According to previous studies, low-dose aspirin could decrease the number of deaths of cancer patients by 10%, but two out of every 17 surviving individuals reportedly die due to strokes, bleeding or ulcers.
Led by Cancer Research UK epidemiology expert professor Jack Cuzick, the new study will include lab researchers, epidemiologists and clinical trial experts from organisations such as Harvard, Newcastle University, and University College London.
It aims to identify people who will potentially benefit from aspirin, as well as those at higher risk of the drug’s bleeding side effects.
The research additionally aims to determine the best dose, time taken and mechanism of the drug to decrease cancer risk.
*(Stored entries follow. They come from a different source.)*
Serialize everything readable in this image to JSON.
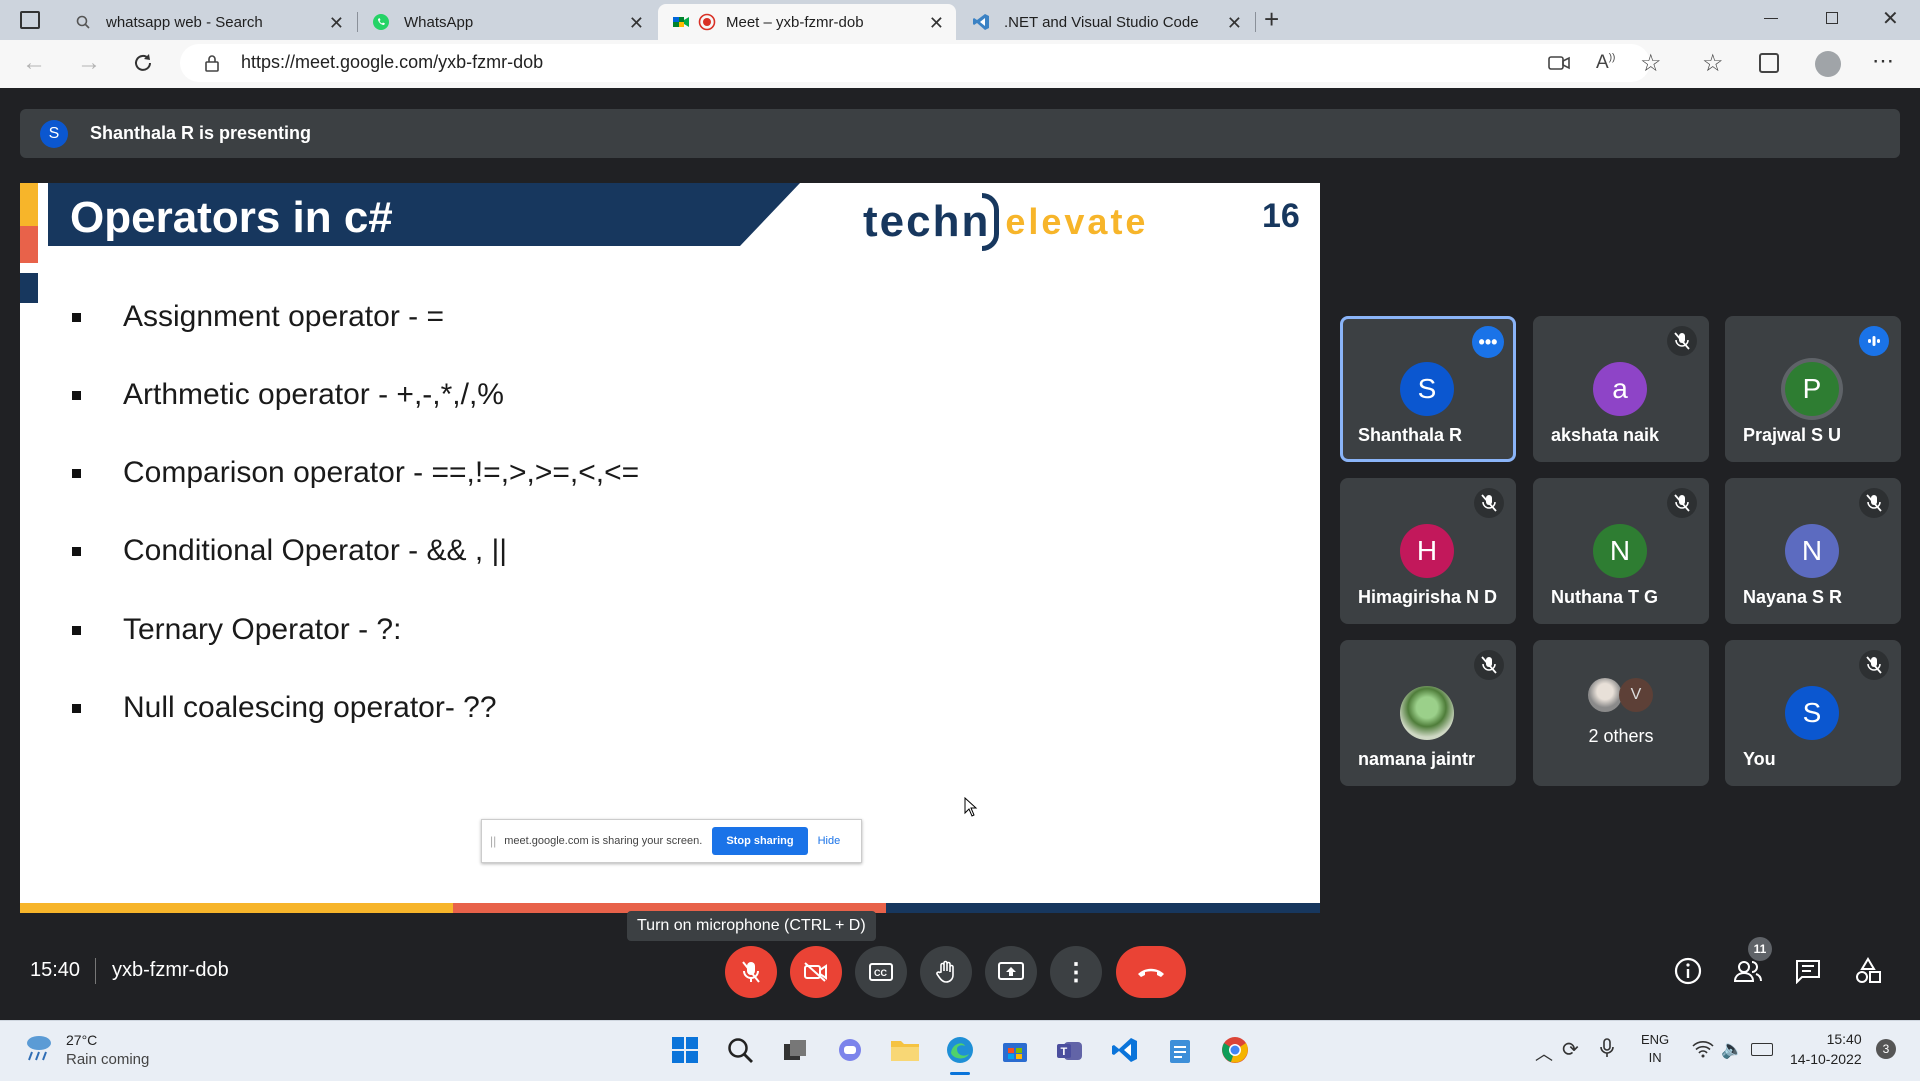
{
  "browser": {
    "tabs": [
      {
        "title": "whatsapp web - Search",
        "icon": "search-icon"
      },
      {
        "title": "WhatsApp",
        "icon": "whatsapp-icon"
      },
      {
        "title": "Meet – yxb-fzmr-dob",
        "icon": "meet-icon",
        "active": true
      },
      {
        "title": ".NET and Visual Studio Code",
        "icon": "vscode-icon"
      }
    ],
    "url": "https://meet.google.com/yxb-fzmr-dob"
  },
  "meet": {
    "presenting_initial": "S",
    "presenting_text": "Shanthala R is presenting",
    "slide": {
      "title": "Operators in c#",
      "logo_part1": "techn",
      "logo_part2": "elevate",
      "page_number": "16",
      "bullets": [
        "Assignment operator - =",
        "Arthmetic operator - +,-,*,/,%",
        "Comparison operator - ==,!=,>,>=,<,<=",
        "Conditional Operator - && , ||",
        "Ternary Operator - ?:",
        "Null coalescing operator- ??"
      ],
      "share_notice": "meet.google.com is sharing your screen.",
      "stop_sharing": "Stop sharing",
      "hide": "Hide"
    },
    "participants": [
      {
        "name": "Shanthala R",
        "initial": "S",
        "color": "#0b57d0",
        "status": "more"
      },
      {
        "name": "akshata naik",
        "initial": "a",
        "color": "#8e44c7",
        "status": "muted"
      },
      {
        "name": "Prajwal S U",
        "initial": "P",
        "color": "#2e7d32",
        "status": "speaking"
      },
      {
        "name": "Himagirisha N D",
        "initial": "H",
        "color": "#c2185b",
        "status": "muted"
      },
      {
        "name": "Nuthana T G",
        "initial": "N",
        "color": "#2e7d32",
        "status": "muted"
      },
      {
        "name": "Nayana S R",
        "initial": "N",
        "color": "#5c6bc0",
        "status": "muted"
      },
      {
        "name": "namana jaintr",
        "initial": "",
        "color": "#6b8e4e",
        "status": "muted"
      },
      {
        "name": "2 others",
        "initial": "V",
        "color": "#5d4037",
        "status": ""
      },
      {
        "name": "You",
        "initial": "S",
        "color": "#0b57d0",
        "status": "muted"
      }
    ],
    "tooltip": "Turn on microphone (CTRL + D)",
    "time": "15:40",
    "meeting_code": "yxb-fzmr-dob",
    "people_count": "11"
  },
  "taskbar": {
    "temp": "27°C",
    "weather": "Rain coming",
    "lang1": "ENG",
    "lang2": "IN",
    "clock_time": "15:40",
    "clock_date": "14-10-2022",
    "notifications": "3"
  }
}
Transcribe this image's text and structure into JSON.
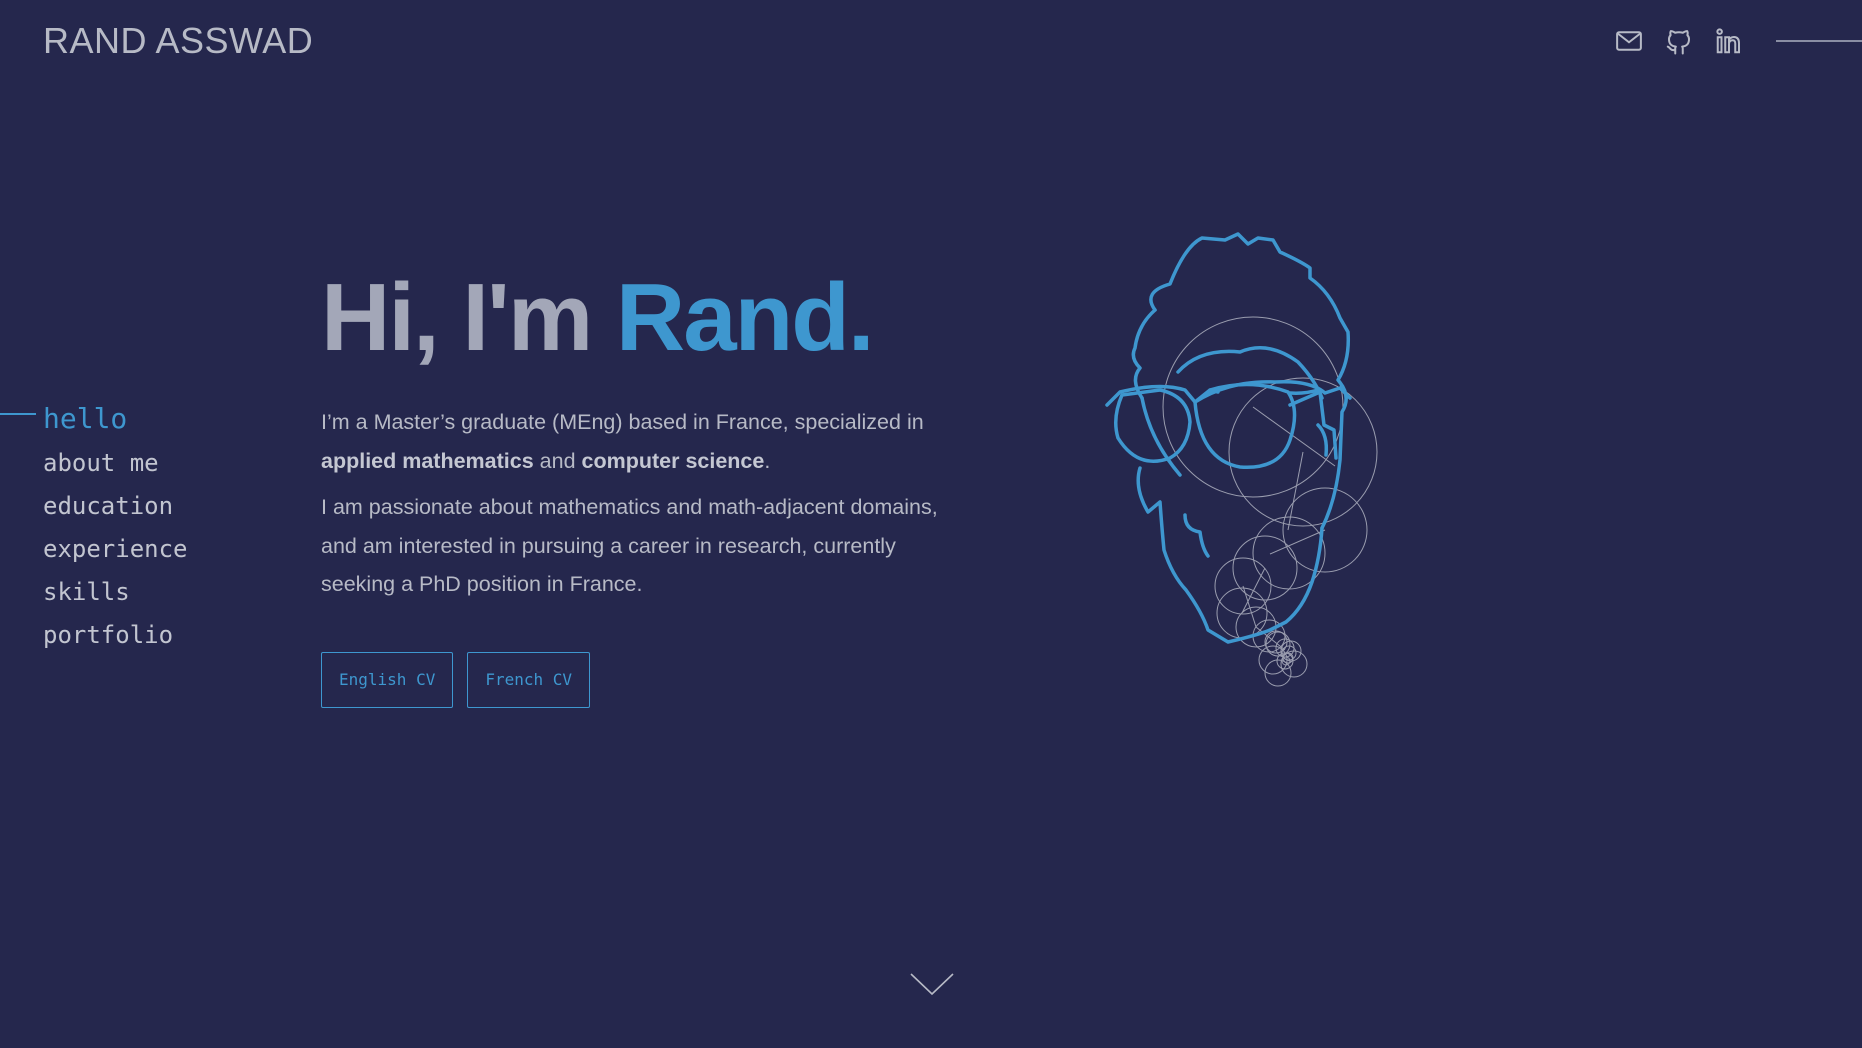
{
  "site_title": "RAND ASSWAD",
  "header_icons": [
    "mail-icon",
    "github-icon",
    "linkedin-icon"
  ],
  "nav": {
    "items": [
      {
        "label": "hello",
        "active": true
      },
      {
        "label": "about me",
        "active": false
      },
      {
        "label": "education",
        "active": false
      },
      {
        "label": "experience",
        "active": false
      },
      {
        "label": "skills",
        "active": false
      },
      {
        "label": "portfolio",
        "active": false
      }
    ]
  },
  "hero": {
    "greeting": "Hi, I'm ",
    "name": "Rand.",
    "para1_pre": "I’m a Master’s graduate (MEng) based in France, specialized in ",
    "para1_bold1": "applied mathematics",
    "para1_mid": " and ",
    "para1_bold2": "computer science",
    "para1_end": ".",
    "para2": "I am passionate about mathematics and math-adjacent domains, and am interested in pursuing a career in research, currently seeking a PhD position in France.",
    "buttons": {
      "english_cv": "English CV",
      "french_cv": "French CV"
    }
  },
  "colors": {
    "background": "#25274d",
    "accent": "#3e97cf",
    "text": "#a3a7b8"
  }
}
These findings are expected to aid in the future development of a new drug that would have similar benefits without the side effects.
Furthermore, the study will investigate the reason behind the impact of aspirin only on select types such as bowel, stomach and oesophageal cancers.
Cuzick said: “This is a wonderful opportunity to finally answer the questions that stand in the way of aspirin being more widely used to cut cancer risk.
“By bringing together researchers from the lab right through to epidemiology – who’ve not had the opportunity to work together before – it will help us to understand how aspirin prevents cancer and who will benefit most.”
The study will be supported by the Cancer Research UK Catalyst Award that will provide up to £5m funding over five years.